Pero la radio, la buena radio, es el ritmo.
–¿Y cómo se aprende a tener ritmo?
–Nací muy cerca de una familia de cantaores. Escuchaba el compás desde el vientre de mi madre. En Andalucía hay gente que habla así, “a compás”. Tan, tacatán, tiquitín, tiquitín, tin, tan, tacatán, tum, tum, pa. En todo eso, hay trama, nudo y desenlace. El ritmo es lo que nos lleva.

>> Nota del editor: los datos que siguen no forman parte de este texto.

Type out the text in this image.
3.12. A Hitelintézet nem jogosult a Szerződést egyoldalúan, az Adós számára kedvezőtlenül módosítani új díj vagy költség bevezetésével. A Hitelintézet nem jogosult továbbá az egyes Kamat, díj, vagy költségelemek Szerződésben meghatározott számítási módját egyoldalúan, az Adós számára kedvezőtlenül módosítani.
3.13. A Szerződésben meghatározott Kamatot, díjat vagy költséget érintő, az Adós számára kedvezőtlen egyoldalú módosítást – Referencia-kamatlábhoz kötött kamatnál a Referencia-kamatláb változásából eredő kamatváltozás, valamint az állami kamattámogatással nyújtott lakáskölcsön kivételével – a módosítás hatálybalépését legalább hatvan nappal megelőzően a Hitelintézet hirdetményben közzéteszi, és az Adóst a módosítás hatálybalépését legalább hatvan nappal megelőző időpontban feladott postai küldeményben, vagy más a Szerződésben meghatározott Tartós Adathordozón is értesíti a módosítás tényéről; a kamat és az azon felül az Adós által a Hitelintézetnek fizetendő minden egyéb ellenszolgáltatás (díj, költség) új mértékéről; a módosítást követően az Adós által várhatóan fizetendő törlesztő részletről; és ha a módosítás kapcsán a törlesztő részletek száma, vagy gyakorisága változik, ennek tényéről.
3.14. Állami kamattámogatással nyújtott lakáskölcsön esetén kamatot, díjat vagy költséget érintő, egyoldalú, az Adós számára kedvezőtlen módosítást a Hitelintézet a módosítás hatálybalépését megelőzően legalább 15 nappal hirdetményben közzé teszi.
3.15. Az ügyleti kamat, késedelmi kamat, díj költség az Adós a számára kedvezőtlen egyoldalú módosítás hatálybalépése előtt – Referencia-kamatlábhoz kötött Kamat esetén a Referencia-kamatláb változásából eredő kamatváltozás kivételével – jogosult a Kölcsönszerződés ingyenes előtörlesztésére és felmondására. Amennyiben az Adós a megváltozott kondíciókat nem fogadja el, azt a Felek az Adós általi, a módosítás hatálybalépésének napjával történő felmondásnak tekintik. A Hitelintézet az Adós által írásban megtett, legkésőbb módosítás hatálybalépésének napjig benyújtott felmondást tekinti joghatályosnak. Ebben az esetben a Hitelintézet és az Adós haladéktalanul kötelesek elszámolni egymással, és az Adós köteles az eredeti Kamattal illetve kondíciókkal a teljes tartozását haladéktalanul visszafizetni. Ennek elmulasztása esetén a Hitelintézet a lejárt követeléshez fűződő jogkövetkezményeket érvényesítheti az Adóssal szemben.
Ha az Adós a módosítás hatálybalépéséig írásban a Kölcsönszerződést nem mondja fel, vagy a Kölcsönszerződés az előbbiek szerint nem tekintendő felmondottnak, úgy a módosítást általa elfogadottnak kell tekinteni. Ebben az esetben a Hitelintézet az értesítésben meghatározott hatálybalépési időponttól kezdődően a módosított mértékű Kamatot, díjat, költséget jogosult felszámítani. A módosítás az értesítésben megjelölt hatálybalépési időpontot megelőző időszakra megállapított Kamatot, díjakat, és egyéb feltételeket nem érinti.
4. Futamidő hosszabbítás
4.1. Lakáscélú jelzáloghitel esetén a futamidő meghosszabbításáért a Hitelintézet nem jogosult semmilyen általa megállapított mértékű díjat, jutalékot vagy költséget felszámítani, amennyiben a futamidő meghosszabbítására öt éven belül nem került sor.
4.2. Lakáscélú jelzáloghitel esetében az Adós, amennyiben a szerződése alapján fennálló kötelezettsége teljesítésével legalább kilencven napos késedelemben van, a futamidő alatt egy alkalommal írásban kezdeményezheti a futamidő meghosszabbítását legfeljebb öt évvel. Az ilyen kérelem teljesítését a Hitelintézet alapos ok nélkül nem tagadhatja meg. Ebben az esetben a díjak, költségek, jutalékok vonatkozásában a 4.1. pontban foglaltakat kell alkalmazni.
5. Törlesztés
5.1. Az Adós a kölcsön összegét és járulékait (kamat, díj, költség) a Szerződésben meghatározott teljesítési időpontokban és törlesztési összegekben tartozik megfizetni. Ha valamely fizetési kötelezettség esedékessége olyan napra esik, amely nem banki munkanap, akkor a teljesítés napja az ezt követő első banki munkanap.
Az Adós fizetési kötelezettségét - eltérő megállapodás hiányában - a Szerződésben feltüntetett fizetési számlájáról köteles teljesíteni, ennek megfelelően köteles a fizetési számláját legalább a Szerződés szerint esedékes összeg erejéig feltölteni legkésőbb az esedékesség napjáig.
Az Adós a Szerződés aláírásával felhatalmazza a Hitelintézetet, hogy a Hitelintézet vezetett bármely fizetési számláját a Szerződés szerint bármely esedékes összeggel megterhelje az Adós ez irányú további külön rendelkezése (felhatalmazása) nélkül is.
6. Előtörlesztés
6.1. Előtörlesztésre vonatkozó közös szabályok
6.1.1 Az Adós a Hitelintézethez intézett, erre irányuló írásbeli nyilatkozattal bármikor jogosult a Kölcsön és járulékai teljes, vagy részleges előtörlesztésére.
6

Me hablaste de tus "potentes depresiones", de esos veinte años de psicoanálisis que estabas dedicando a responder las preguntas que a tanta gente habías hecho. Tuve miedo, no sé, sentí un escalofrío cuando me dijiste que, al salir de la radio, en Sevilla, no sabías ni dónde estaba tu casa. Deambulabas loco perdido por aquel Guadalquivir de tus estrellas.
Discutimos sobre los medios y el dinero. Coincidimos en que somos menos independientes que antes, pero diferimos sobre la solución. Yo no creo que los periodistas de hoy seamos peores, tú sí. Yo no creo que sea mera cuestión de voluntad, tú sí. Yo no creo que todo en el pasado fuera periodismo indomable, tú sí.
[Jesús Quintero: "¡Cuánta sangre le ha costado a España el culto a los cojones!]
Te cansaste de Madrid cuando se murió tu vecino... y te enteraste varias semanas después: "¿Cómo voy a vivir en una ciudad donde se muere tu vecino y no te enteras?". Acabaste refugiado en Huelva, leyendo de doce a tres de la mañana, levantándote a las once. En medio de un pinar inundado de sol.
Combatías tus pesadillas, me dijiste, imaginando el programa que querías hacer y no podías. Grandes preguntas a grandes personalidades en la catedral de Sevilla. Quiénes somos, de dónde venimos, adónde vamos.
Jesús Quintero era hijo de María y de un electricista llamado José. Aquel electricista se llevaba en tren a su hijo a trabajar. El hijo se avergonzaba porque su padre hacía preguntas a los desconocidos con los que coincidía en el vagón. Luego fue él quien hacía las preguntas.
Te has muerto, Jesús, y tus vecinos nos hemos enterado rápidamente. Lo estamos contando. Casa por casa, como los vecinos de los pueblos de Israel. Jesús se ha muerto y lo llevan al sepulcro.
Querido Jesús, maestro. Descansa en paz. Descansa por fin en paz. Pero te robé la voz. Eso nos lo quedamos nosotros. "Play".